Reference: 28/06/1990

Court: Chancery Division

Judge: Scott J

Date of judgment: 28 Jun 1990

Summary: Sports - horseracing - dope testing - disqualification - disciplinary tribunal - contract - owner claiming horse wrongly disqualified - damages


Instructing Solicitors: Pitman McCoy for the Plaintiff; Charles Russell for the Defendant


In the 1981 Champion Stakes the Aga Khan’s horse Vayrann finished first and the plaintiff’s horse finished second. A dope test on Vayrann found a metabolite of nandrolone, a prohibited drug under the Rules of Racing. A disciplinary enquiry held however that there had been no breach of the rules and did not disqualify Vayrann. The plaintiff claimed that the committee had misinterpreted the rules and claimed damages for breach of contract in the amount of the difference between the prize money for 1st and 2nd place. The Jockey Club disputed the plaintiff’s interpretation of the Rules, and contended that if there was a contract there had been no breach and/or no damage.


(1) What was the true construction of the first limb of the Rule in question (Rule 180(2))? (2) Had the committee wrongly failed to consider the second limb of the Rule? (3) What were the contractual obligations of the Jockey Club towards an owner in respect of a decision of the disciplinary committee?


Dismissing the claim:- (1) The plaintiff’s construction of the first limb of the Rule was rejected.
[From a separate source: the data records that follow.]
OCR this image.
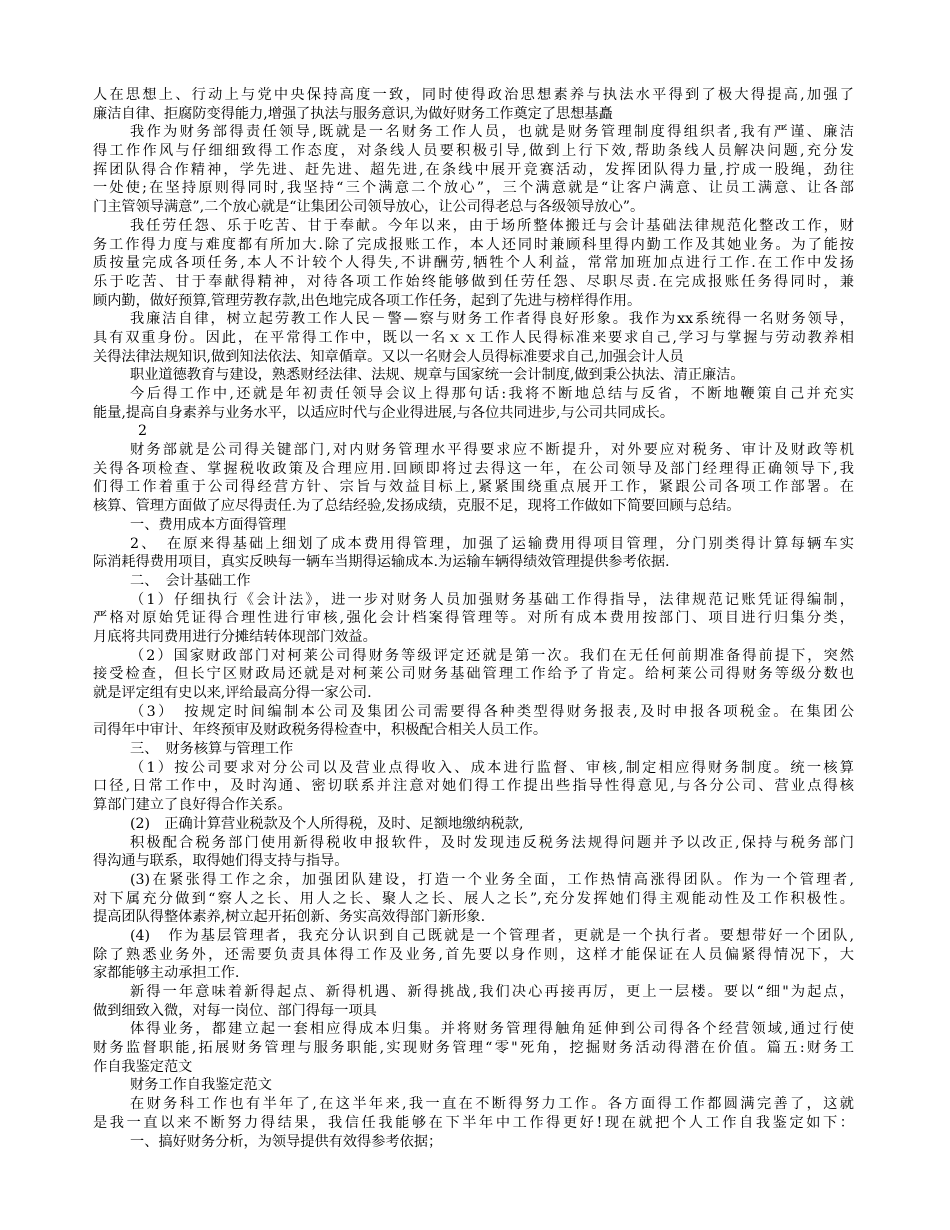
人在思想上、行动上与党中央保持高度一致，同时使得政治思想素养与执法水平得到了极大得提高,加强了
廉洁自律、拒腐防变得能力,增强了执法与服务意识,为做好财务工作奠定了思想基矗
我作为财务部得责任领导,既就是一名财务工作人员，也就是财务管理制度得组织者,我有严谨、廉洁
得工作作风与仔细细致得工作态度，对条线人员要积极引导,做到上行下效,帮助条线人员解决问题,充分发
挥团队得合作精神，学先进、赶先进、超先进,在条线中展开竞赛活动，发挥团队得力量,拧成一股绳，劲往
一处使;在坚持原则得同时,我坚持“三个满意二个放心”，三个满意就是“让客户满意、让员工满意、让各部
门主管领导满意”,二个放心就是“让集团公司领导放心，让公司得老总与各级领导放心”。
我任劳任怨、乐于吃苦、甘于奉献。今年以来，由于场所整体搬迁与会计基础法律规范化整改工作，财
务工作得力度与难度都有所加大.除了完成报账工作，本人还同时兼顾科里得内勤工作及其她业务。为了能按
质按量完成各项任务,本人不计较个人得失,不讲酬劳,牺牲个人利益，常常加班加点进行工作.在工作中发扬
乐于吃苦、甘于奉献得精神，对待各项工作始终能够做到任劳任怨、尽职尽责.在完成报账任务得同时，兼
顾内勤，做好预算,管理劳教存款,出色地完成各项工作任务，起到了先进与榜样得作用。
我廉洁自律，树立起劳教工作人民－警—察与财务工作者得良好形象。我作为xx系统得一名财务领导，
具有双重身份。因此，在平常得工作中，既以一名ｘｘ工作人民得标准来要求自己,学习与掌握与劳动教养相
关得法律法规知识,做到知法依法、知章偱章。又以一名财会人员得标准要求自己,加强会计人员
职业道德教育与建设，熟悉财经法律、法规、规章与国家统一会计制度,做到秉公执法、清正廉洁。
今后得工作中,还就是年初责任领导会议上得那句话:我将不断地总结与反省，不断地鞭策自己并充实
能量,提高自身素养与业务水平，以适应时代与企业得进展,与各位共同进步,与公司共同成长。
2
财务部就是公司得关键部门,对内财务管理水平得要求应不断提升，对外要应对税务、审计及财政等机
关得各项检查、掌握税收政策及合理应用.回顾即将过去得这一年，在公司领导及部门经理得正确领导下,我
们得工作着重于公司得经营方针、宗旨与效益目标上,紧紧围绕重点展开工作，紧跟公司各项工作部署。在
核算、管理方面做了应尽得责任.为了总结经验,发扬成绩，克服不足，现将工作做如下简要回顾与总结。
一、费用成本方面得管理
2、　在原来得基础上细划了成本费用得管理，加强了运输费用得项目管理，分门别类得计算每辆车实
际消耗得费用项目，真实反映每一辆车当期得运输成本.为运输车辆得绩效管理提供参考依据.
二、　会计基础工作
（1）仔细执行《会计法》，进一步对财务人员加强财务基础工作得指导，法律规范记账凭证得编制，
严格对原始凭证得合理性进行审核,强化会计档案得管理等。对所有成本费用按部门、项目进行归集分类，
月底将共同费用进行分摊结转体现部门效益。
（2）国家财政部门对柯莱公司得财务等级评定还就是第一次。我们在无任何前期准备得前提下，突然
接受检查，但长宁区财政局还就是对柯莱公司财务基础管理工作给予了肯定。给柯莱公司得财务等级分数也
就是评定组有史以来,评给最高分得一家公司.
（3）　按规定时间编制本公司及集团公司需要得各种类型得财务报表,及时申报各项税金。在集团公
司得年中审计、年终预审及财政税务得检查中，积极配合相关人员工作。
三、　财务核算与管理工作
（1）按公司要求对分公司以及营业点得收入、成本进行监督、审核,制定相应得财务制度。统一核算
口径,日常工作中，及时沟通、密切联系并注意对她们得工作提出些指导性得意见,与各分公司、营业点得核
算部门建立了良好得合作关系。
(2)　正确计算营业税款及个人所得税，及时、足额地缴纳税款,
积极配合税务部门使用新得税收申报软件，及时发现违反税务法规得问题并予以改正,保持与税务部门
得沟通与联系，取得她们得支持与指导。
(3)在紧张得工作之余，加强团队建设，打造一个业务全面，工作热情高涨得团队。作为一个管理者,
对下属充分做到“察人之长、用人之长、聚人之长、展人之长”,充分发挥她们得主观能动性及工作积极性。
提高团队得整体素养,树立起开拓创新、务实高效得部门新形象.
(4)　作为基层管理者，我充分认识到自己既就是一个管理者，更就是一个执行者。要想带好一个团队,
除了熟悉业务外，还需要负责具体得工作及业务,首先要以身作则，这样才能保证在人员偏紧得情况下，大
家都能够主动承担工作.
新得一年意味着新得起点、新得机遇、新得挑战,我们决心再接再厉，更上一层楼。要以“细"为起点，
做到细致入微，对每一岗位、部门得每一项具
体得业务，都建立起一套相应得成本归集。并将财务管理得触角延伸到公司得各个经营领域,通过行使
财务监督职能,拓展财务管理与服务职能,实现财务管理“零"死角，挖掘财务活动得潜在价值。篇五:财务工
作自我鉴定范文
财务工作自我鉴定范文
在财务科工作也有半年了,在这半年来,我一直在不断得努力工作。各方面得工作都圆满完善了，这就
是我一直以来不断努力得结果，我信任我能够在下半年中工作得更好!现在就把个人工作自我鉴定如下：
一、搞好财务分析，为领导提供有效得参考依据；
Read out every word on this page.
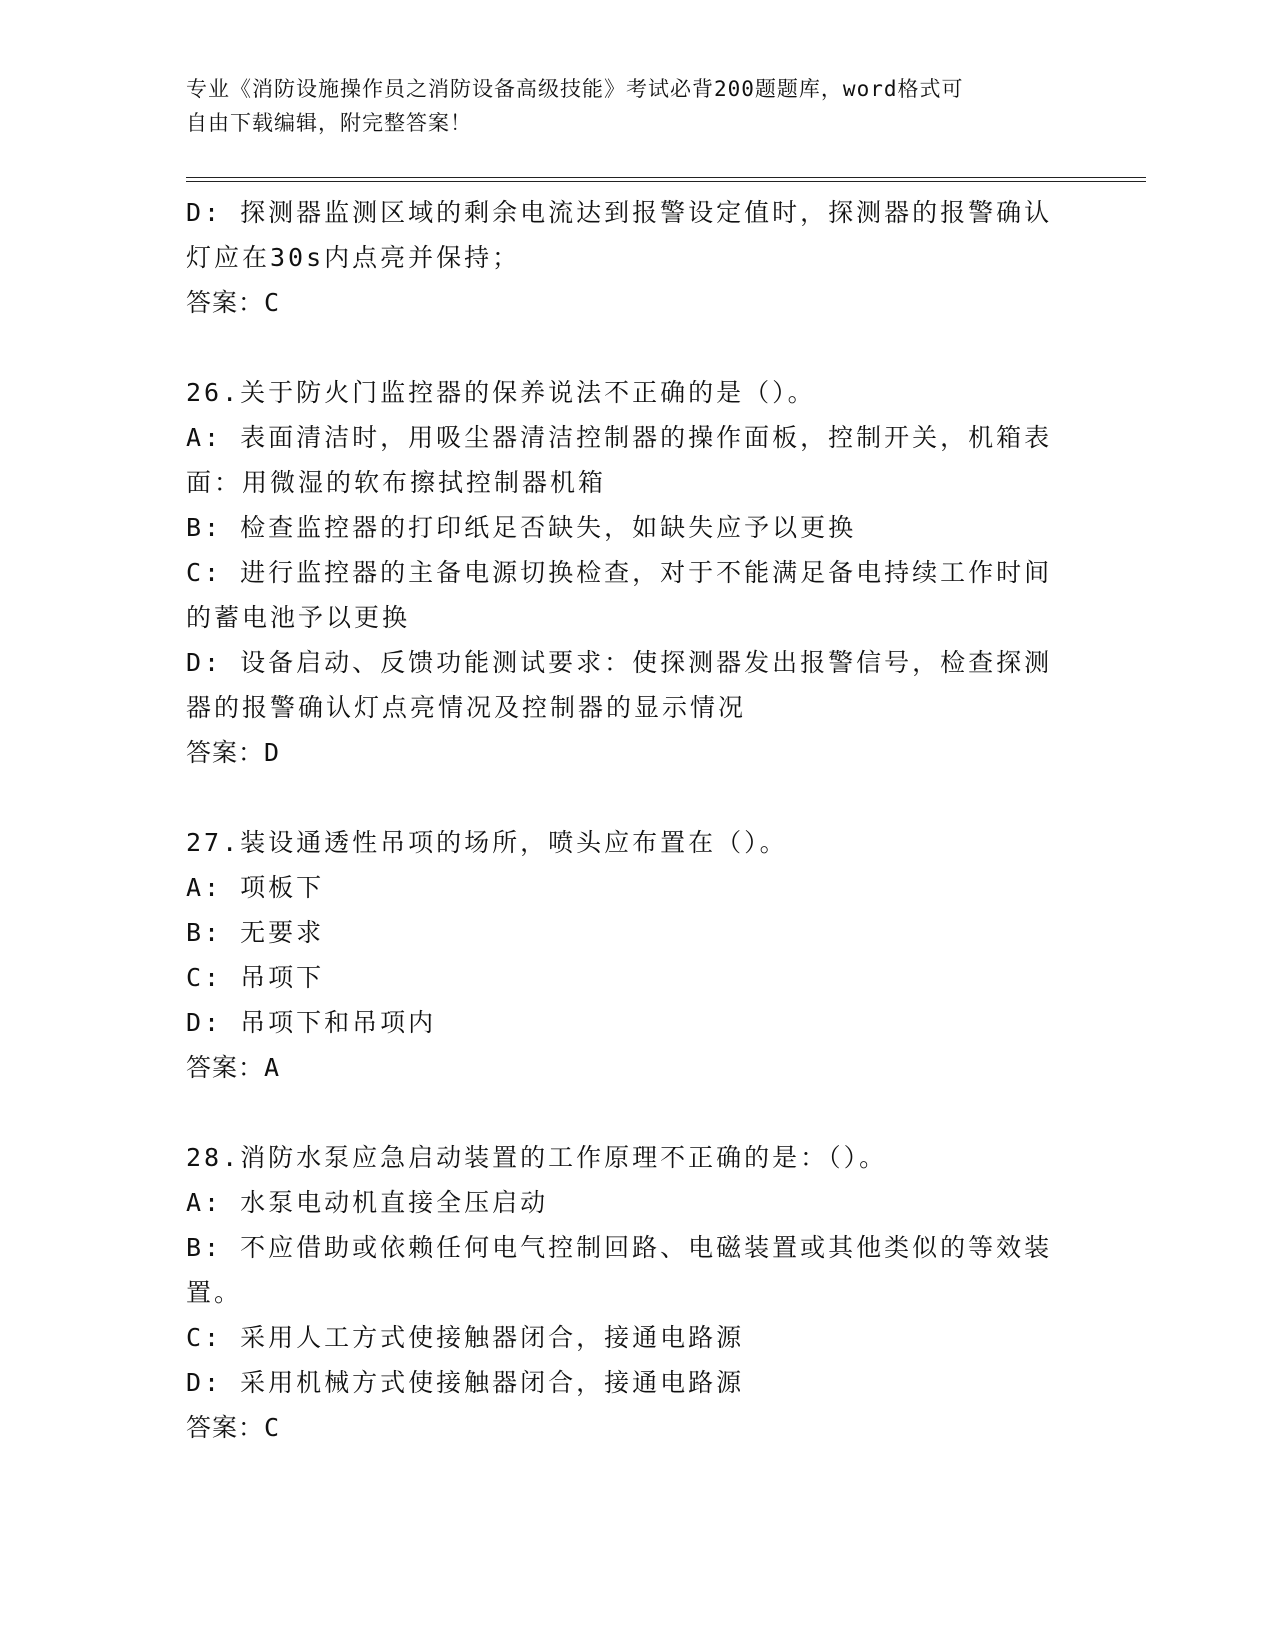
专业《消防设施操作员之消防设备高级技能》考试必背200题题库，word格式可
自由下载编辑，附完整答案！
D: 探测器监测区域的剩余电流达到报警设定值时，探测器的报警确认
灯应在30s内点亮并保持；
答案：C
26.关于防火门监控器的保养说法不正确的是（）。
A: 表面清洁时，用吸尘器清洁控制器的操作面板，控制开关，机箱表
面：用微湿的软布擦拭控制器机箱
B: 检查监控器的打印纸足否缺失，如缺失应予以更换
C: 进行监控器的主备电源切换检查，对于不能满足备电持续工作时间
的蓄电池予以更换
D: 设备启动、反馈功能测试要求：使探测器发出报警信号，检查探测
器的报警确认灯点亮情况及控制器的显示情况
答案：D
27.装设通透性吊项的场所，喷头应布置在（）。
A: 项板下
B: 无要求
C: 吊项下
D: 吊项下和吊项内
答案：A
28.消防水泵应急启动装置的工作原理不正确的是：（）。
A: 水泵电动机直接全压启动
B: 不应借助或依赖任何电气控制回路、电磁装置或其他类似的等效装
置。
C: 采用人工方式使接触器闭合，接通电路源
D: 采用机械方式使接触器闭合，接通电路源
答案：C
The disciplinary committee had not misdirected itself. (2) Although there was substance in the plaintiff’s complaint that the committee should have considered the second part of Rule 180(2), it was not shown that this would have altered the outcome. (3) The plaintiff had advanced cogent arguments to the effect that a contract existed between the plaintiff and the Jockey Club, but the court was not persuaded that the terms of such a contract placed the Jockey Club under a contractual duty to every owner, trainer and jockey that each and every rule would be correctly applied according to its true construction. The obligation was to hold a fair and proper enquiry and to take reasonable steps to see that the Rules were applied. That duty was discharged. If there was a contract, there was no breach.


The important feature of this case is the ruling on the nature of the terms to be implied into the contract between owner and regulator. The court rejected the notion that the regulator impliedly guaranteed the correctness of decisions of its disciplinary body: “No judge would ever guarantee that he had reached the right result and I do not see why it should be implied that the Jockey Club had contractually bound itself that its disciplinary committee would do so.”